February 21, 2022

Wayne State study addresses major outstanding question in theoretical models of memory

A Wayne State research team has discovered that communication between two key regions of the brain and their interaction is important to forming memory. Artwork: Julian Wong

A research team led by faculty members at Wayne State University has discovered that communication between two key memory regions in the brain determines how what we experience becomes part of what we remember, and as these regions mature, the precise ways by which they interact make us better at forming lasting memories.

The study, “Dissociable oscillatory theta signatures of memory formation in the developing brain,” was published in the Feb. 15 issue of Current Biology.

The researchers said it has long been suspected that interactions between the medial temporal lobe (MTL) and prefrontal cortex (PFC), two regions of the brain that play a key role in supporting memory formation, are responsible for the robust increase in memory capacity between childhood and adulthood. To understand the nature of these interactions, they examined rare electrocorticographic (ECoG) data recorded simultaneously from MTL and PFC in neurosurgical patients, children and adults, who were trying to memorize pictures of scenes. With these unique data, the researchers examined how MTL-PFC interactions support memory development.
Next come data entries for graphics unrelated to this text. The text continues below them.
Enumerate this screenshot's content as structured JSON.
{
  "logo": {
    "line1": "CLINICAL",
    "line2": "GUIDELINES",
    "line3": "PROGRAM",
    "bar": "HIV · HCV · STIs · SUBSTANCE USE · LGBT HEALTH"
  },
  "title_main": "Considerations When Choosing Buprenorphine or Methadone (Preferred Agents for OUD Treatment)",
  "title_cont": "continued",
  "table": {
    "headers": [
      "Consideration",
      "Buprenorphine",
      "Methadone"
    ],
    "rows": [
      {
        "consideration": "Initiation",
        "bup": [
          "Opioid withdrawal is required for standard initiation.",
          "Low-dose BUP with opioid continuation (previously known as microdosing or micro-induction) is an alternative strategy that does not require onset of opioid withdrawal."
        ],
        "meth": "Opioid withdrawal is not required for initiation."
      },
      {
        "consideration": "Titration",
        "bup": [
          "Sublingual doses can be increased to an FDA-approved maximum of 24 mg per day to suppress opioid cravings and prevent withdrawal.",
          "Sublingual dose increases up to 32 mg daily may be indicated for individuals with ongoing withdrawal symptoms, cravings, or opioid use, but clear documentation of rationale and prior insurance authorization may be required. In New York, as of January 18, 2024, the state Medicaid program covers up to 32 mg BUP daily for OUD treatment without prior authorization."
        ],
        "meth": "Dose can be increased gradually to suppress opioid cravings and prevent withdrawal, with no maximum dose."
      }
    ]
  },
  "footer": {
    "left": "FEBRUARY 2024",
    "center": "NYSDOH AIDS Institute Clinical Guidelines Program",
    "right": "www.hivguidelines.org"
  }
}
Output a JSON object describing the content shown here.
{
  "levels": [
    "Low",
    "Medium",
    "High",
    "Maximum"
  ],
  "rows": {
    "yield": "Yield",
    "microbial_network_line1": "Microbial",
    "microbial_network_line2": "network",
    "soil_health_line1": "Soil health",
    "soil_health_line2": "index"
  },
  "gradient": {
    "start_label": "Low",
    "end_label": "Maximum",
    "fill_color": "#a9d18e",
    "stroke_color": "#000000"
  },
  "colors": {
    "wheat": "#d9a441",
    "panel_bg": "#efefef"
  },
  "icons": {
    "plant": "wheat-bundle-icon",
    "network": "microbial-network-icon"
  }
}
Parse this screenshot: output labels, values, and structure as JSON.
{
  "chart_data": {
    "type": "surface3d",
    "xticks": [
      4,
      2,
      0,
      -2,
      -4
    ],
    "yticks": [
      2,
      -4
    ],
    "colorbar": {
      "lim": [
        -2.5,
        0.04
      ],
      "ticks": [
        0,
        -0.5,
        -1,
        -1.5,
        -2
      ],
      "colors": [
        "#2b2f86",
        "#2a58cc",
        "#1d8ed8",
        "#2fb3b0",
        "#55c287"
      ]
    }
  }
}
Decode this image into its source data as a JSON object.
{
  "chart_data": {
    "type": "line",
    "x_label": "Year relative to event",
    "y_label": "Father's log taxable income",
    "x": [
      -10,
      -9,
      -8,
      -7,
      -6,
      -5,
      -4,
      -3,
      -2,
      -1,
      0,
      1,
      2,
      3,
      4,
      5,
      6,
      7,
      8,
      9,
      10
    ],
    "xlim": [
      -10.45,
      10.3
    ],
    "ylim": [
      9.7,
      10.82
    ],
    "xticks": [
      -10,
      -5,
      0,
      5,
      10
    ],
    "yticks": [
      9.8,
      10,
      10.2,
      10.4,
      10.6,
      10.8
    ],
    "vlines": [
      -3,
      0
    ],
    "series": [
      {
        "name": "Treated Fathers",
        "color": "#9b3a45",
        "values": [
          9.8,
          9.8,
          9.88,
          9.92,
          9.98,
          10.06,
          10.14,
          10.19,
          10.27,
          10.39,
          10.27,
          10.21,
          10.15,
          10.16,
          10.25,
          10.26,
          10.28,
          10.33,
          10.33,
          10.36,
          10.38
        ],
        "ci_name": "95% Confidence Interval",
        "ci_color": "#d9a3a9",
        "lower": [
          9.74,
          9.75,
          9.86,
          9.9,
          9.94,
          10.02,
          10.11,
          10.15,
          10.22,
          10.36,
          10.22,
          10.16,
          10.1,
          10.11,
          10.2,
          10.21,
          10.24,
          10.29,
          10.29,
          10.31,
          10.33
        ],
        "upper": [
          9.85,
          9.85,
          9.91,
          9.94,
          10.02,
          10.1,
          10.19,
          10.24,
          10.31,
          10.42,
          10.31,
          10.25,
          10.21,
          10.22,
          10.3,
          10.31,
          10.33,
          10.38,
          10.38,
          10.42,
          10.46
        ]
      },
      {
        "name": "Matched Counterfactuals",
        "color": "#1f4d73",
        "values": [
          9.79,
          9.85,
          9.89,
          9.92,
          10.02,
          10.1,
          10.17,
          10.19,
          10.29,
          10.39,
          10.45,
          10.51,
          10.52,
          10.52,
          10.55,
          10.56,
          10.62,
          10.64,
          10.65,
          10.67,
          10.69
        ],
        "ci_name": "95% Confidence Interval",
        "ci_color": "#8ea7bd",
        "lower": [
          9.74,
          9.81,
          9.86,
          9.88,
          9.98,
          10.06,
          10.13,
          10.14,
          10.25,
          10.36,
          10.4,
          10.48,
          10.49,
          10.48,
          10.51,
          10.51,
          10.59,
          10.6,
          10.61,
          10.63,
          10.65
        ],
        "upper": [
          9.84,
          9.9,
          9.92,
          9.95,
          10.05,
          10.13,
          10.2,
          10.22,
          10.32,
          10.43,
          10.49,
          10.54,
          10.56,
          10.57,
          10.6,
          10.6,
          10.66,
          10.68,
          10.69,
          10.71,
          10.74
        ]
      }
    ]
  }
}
“We started by identifying two distinct brain signals – oscillations that one can think of as fluctuations in coordinated electrical brain activity, both in the theta frequency, a slower (~3 Hz) and a faster (~7 Hz) theta – that underlie memory formation in the MTL. We then continued to isolate unique effects that these fast and slow theta oscillations play in MTL-PFC interactions,” said Noa Ofen, Ph.D., associate professor of psychology in the College of Liberal Arts and Sciences and faculty member in the Institute of Gerontology, Merrill Palmer Skillman Institute, and Translational Neuroscience Program at Wayne State. “We found that both oscillations underlined MTL-PFC interactions but in complementary unique ways and were excited to also find that these distinct signatures of interactions between memory regions dictated whether a memory was successfully formed.”

The team then asked if those signatures of MTL-PFC interactions directly explain better memory in older compared to younger individuals, and indeed, they discovered that MTL-PFC interactions immediately preceding scene onset differentiated top-performing adolescents from lower-performing adolescents and children, thereby showing direct relations to memory development.

Another finding in the study is that there appears to be age differences in fast and slow theta oscillations – the slow theta frequency slows with age, and the fast gets faster. This is a critical novel finding that has potentially vast implications for understanding brain development and understanding age-related differences in recognition performance.

Curious about the underlying anatomical infrastructure that gives rise to interactions that support memory, the team paired its findings with diffusion-weighted MRI data from a subset of subjects. They discovered that the neurophysiological signatures of memory development were linked to the structural maturation of a specific white matter tract – the cingulum.

“Putting the pieces together, this research reveals that key memory regions interact via two increasingly dissociable mechanisms as memory improves with age,” said Elizabeth Johnson, Ph.D., assistant professor of Medical Social Sciences and Pediatrics at Northwestern University. “Findings suggest that the development of memory is rooted in the development of the brain’s ability to multitask – here, coordinate distinct slow and fast theta networks along the same tract. This tells us something fundamental about how memory becomes what it is.”

The lead authors of the study are Elizabeth Johnson, Ph.D., former Wayne State post-doctoral student and assistant professor of Medical Social Sciences and Pediatrics at Northwestern University, and Noa Ofen, Ph.D., associate professor of Psychology and faculty member in the Institute of Gerontology, Merrill Palmer Skillman Institute, and the Translational Neuroscience Program at Wayne State University. Other co-authors are Wayne State University graduate students Qin Yin and Nolan O'Hara; Wayne State University postdoctoral student Lingfei Tang; and Eishi Asano, M.D., Ph.D.,  and Justin Jeong, Ph.D., of the Departments of Pediatrics and Neurology at the Wayne State University School of Medicine and Children’s Hospital of Michigan.

This research was funded by grants from the National Institutes of Health (NIMH R01MH107512, NINDS R00NS115918, NINDS R01NS64033, and NINDS R01089659.